En revanche, le compte-rendu publié par la présidente du CELTYV est plus ambigu. Certes, aucune de ses déclarations ne vient contredire les affirmations du ministre mais elle s'efforce de faire de cette réunion une reconnaissance politique de l'analyse qu'elle fait des actes de violence commis contre les parents des membres de l'association. Elle prend soin d'utiliser un vocabulaire très similaire à celui de Madres et Abuelas et elle cherche à compromettre Macri et Avruj, en faisant semblant de croire que leur positionnement a été légitimé par le Gouvernement. Très belle technique de manipulation, comme nous en avons connue en Europe avec les mouvements héritiers de la collaboration et le négationnisme des années 1970.

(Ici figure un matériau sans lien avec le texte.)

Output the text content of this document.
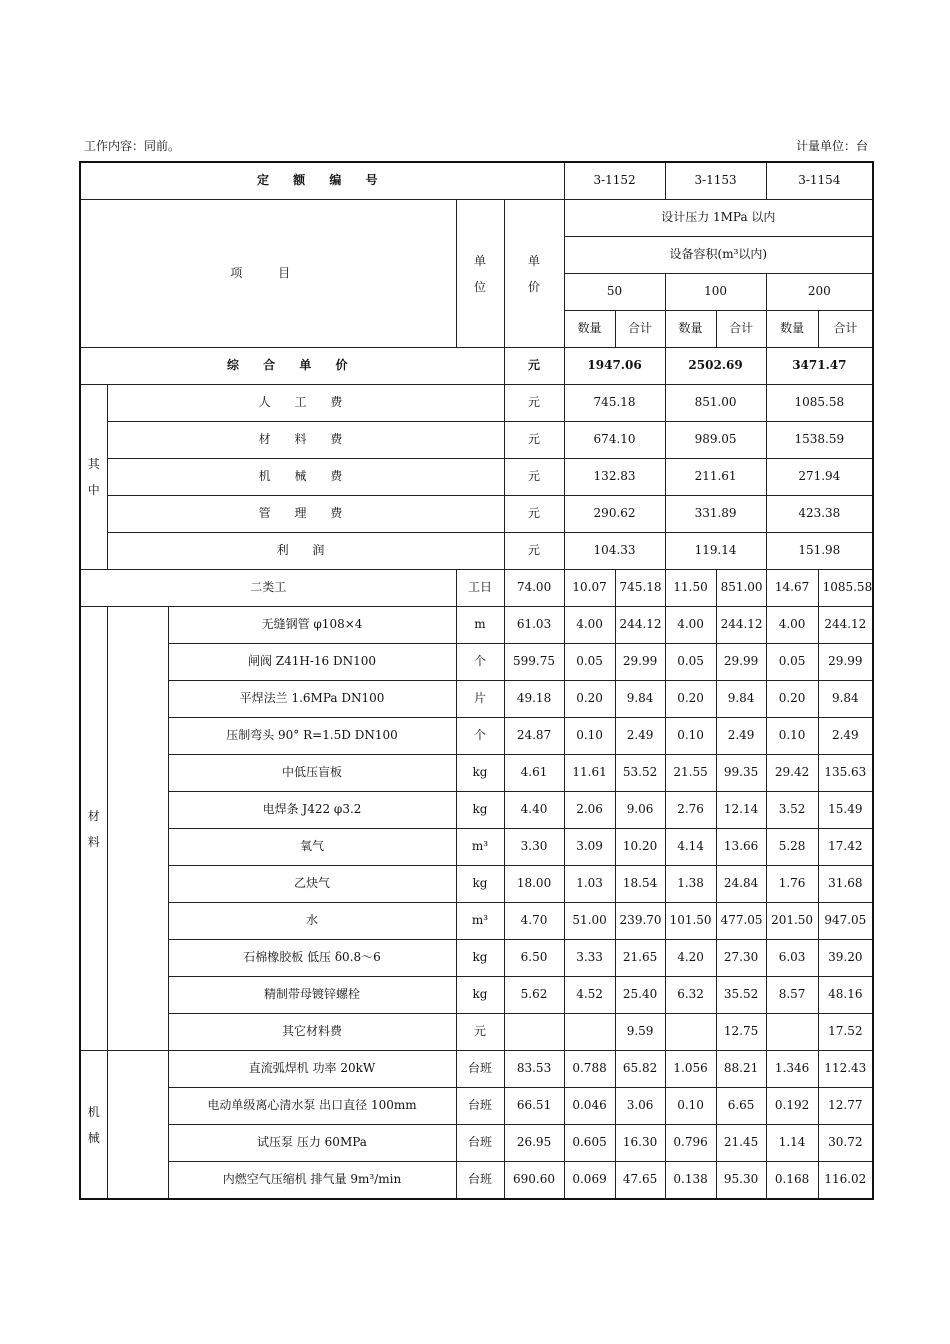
工作内容：同前。	计量单位：台
定 额 编 号					3-1152		3-1153		3-1154	
项 目			单位	单价	设计压力 1MPa 以内					
					设备容积(m³以内)					
					50		100		200	
					数量	合计	数量	合计	数量	合计
综 合 单 价				元	1947.06		2502.69		3471.47	
其中	人 工 费			元	745.18		851.00		1085.58	
	材 料 费			元	674.10		989.05		1538.59	
	机 械 费			元	132.83		211.61		271.94	
	管 理 费			元	290.62		331.89		423.38	
	利 润			元	104.33		119.14		151.98	
二类工			工日	74.00	10.07	745.18	11.50	851.00	14.67	1085.58
材料		无缝钢管 φ108×4	m	61.03	4.00	244.12	4.00	244.12	4.00	244.12
		闸阀 Z41H-16 DN100	个	599.75	0.05	29.99	0.05	29.99	0.05	29.99
		平焊法兰 1.6MPa DN100	片	49.18	0.20	9.84	0.20	9.84	0.20	9.84
		压制弯头 90° R=1.5D DN100	个	24.87	0.10	2.49	0.10	2.49	0.10	2.49
		中低压盲板	kg	4.61	11.61	53.52	21.55	99.35	29.42	135.63
		电焊条 J422 φ3.2	kg	4.40	2.06	9.06	2.76	12.14	3.52	15.49
		氧气	m³	3.30	3.09	10.20	4.14	13.66	5.28	17.42
		乙炔气	kg	18.00	1.03	18.54	1.38	24.84	1.76	31.68
		水	m³	4.70	51.00	239.70	101.50	477.05	201.50	947.05
		石棉橡胶板 低压 δ0.8～6	kg	6.50	3.33	21.65	4.20	27.30	6.03	39.20
		精制带母镀锌螺栓	kg	5.62	4.52	25.40	6.32	35.52	8.57	48.16
		其它材料费	元			9.59		12.75		17.52
机械		直流弧焊机 功率 20kW	台班	83.53	0.788	65.82	1.056	88.21	1.346	112.43
		电动单级离心清水泵 出口直径 100mm	台班	66.51	0.046	3.06	0.10	6.65	0.192	12.77
		试压泵 压力 60MPa	台班	26.95	0.605	16.30	0.796	21.45	1.14	30.72
		内燃空气压缩机 排气量 9m³/min	台班	690.60	0.069	47.65	0.138	95.30	0.168	116.02
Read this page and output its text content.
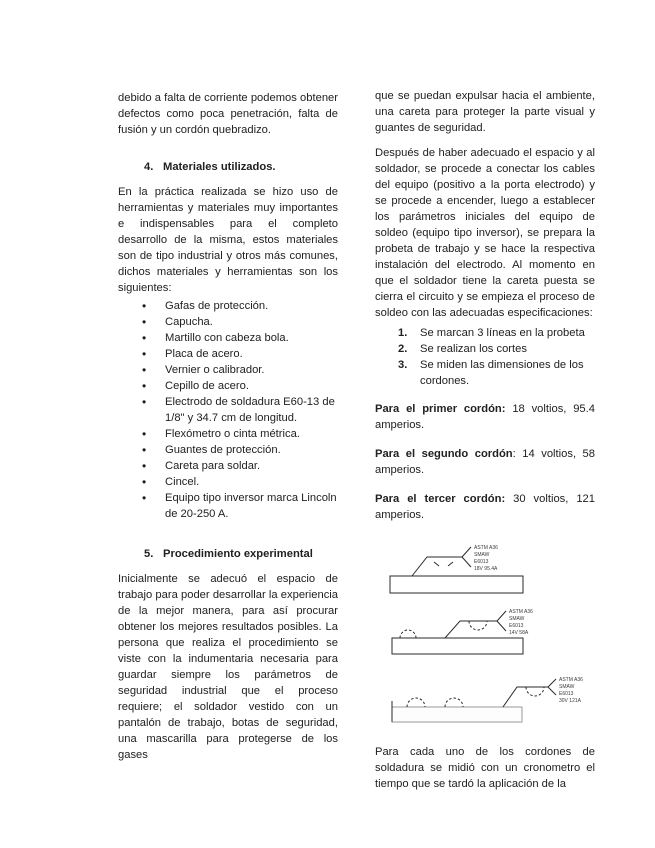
debido a falta de corriente podemos obtener defectos como poca penetración, falta de fusión y un cordón quebradizo.

4. Materiales utilizados.

En la práctica realizada se hizo uso de herramientas y materiales muy importantes e indispensables para el completo desarrollo de la misma, estos materiales son de tipo industrial y otros más comunes, dichos materiales y herramientas son los siguientes:

• Gafas de protección.
• Capucha.
• Martillo con cabeza bola.
• Placa de acero.
• Vernier o calibrador.
• Cepillo de acero.
• Electrodo de soldadura E60-13 de 1/8" y 34.7 cm de longitud.
• Flexómetro o cinta métrica.
• Guantes de protección.
• Careta para soldar.
• Cincel.
• Equipo tipo inversor marca Lincoln de 20-250 A.
5. Procedimiento experimental

Inicialmente se adecuó el espacio de trabajo para poder desarrollar la experiencia de la mejor manera, para así procurar obtener los mejores resultados posibles. La persona que realiza el procedimiento se viste con la indumentaria necesaria para guardar siempre los parámetros de seguridad industrial que el proceso requiere; el soldador vestido con un pantalón de trabajo, botas de seguridad, una mascarilla para protegerse de los gases

que se puedan expulsar hacia el ambiente, una careta para proteger la parte visual y guantes de seguridad.

Después de haber adecuado el espacio y al soldador, se procede a conectar los cables del equipo (positivo a la porta electrodo) y se procede a encender, luego a establecer los parámetros iniciales del equipo de soldeo (equipo tipo inversor), se prepara la probeta de trabajo y se hace la respectiva instalación del electrodo. Al momento en que el soldador tiene la careta puesta se cierra el circuito y se empieza el proceso de soldeo con las adecuadas especificaciones:

1. Se marcan 3 líneas en la probeta
2. Se realizan los cortes
3. Se miden las dimensiones de los cordones.

Para el primer cordón: 18 voltios, 95.4 amperios.

Para el segundo cordón: 14 voltios, 58 amperios.

Para el tercer cordón: 30 voltios, 121 amperios.

ASTM A36
SMAW
E6013
18V 95.4A
ASTM A36
SMAW
E6013
14V 58A
ASTM A36
SMAW
E6013
30V 121A

Para cada uno de los cordones de soldadura se midió con un cronometro el tiempo que se tardó la aplicación de la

Cependant, Página/12 est presque seul à mentionner cette réunion. Ni La Prensa, ni Clarín ne s'y sont intéressés parmi les titres nationaux. Et La Nación s'est contenté d'un entrefilet de cinq phrases qui montrent que l'association est à peine connue de la rédaction, qui se rapporte à la page Facebook de celle-ci. Une telle indifférence médiatique tendrait à prouver que le CELTYV ne représente guère que lui-même et que la cause qu'il défend n'a en Argentine aucune légitimité, ni politique, ni même compassionnelle. Dans le cas contraire, on aurait vu les trois titres de la presse, qui soutiennent la nouvelle majorité, s'engouffrer dans cette brèche et embrayer sur des propos revanchards comme dans l'une ou l'autre tentative que l'on a vu poindre au lendemain de la victoire électorale de Mauricio Macri mais elles n'ont alors recueilli que de rares soutiens individuels, aussitôt dénoncés par une majorité de gens de tous bords.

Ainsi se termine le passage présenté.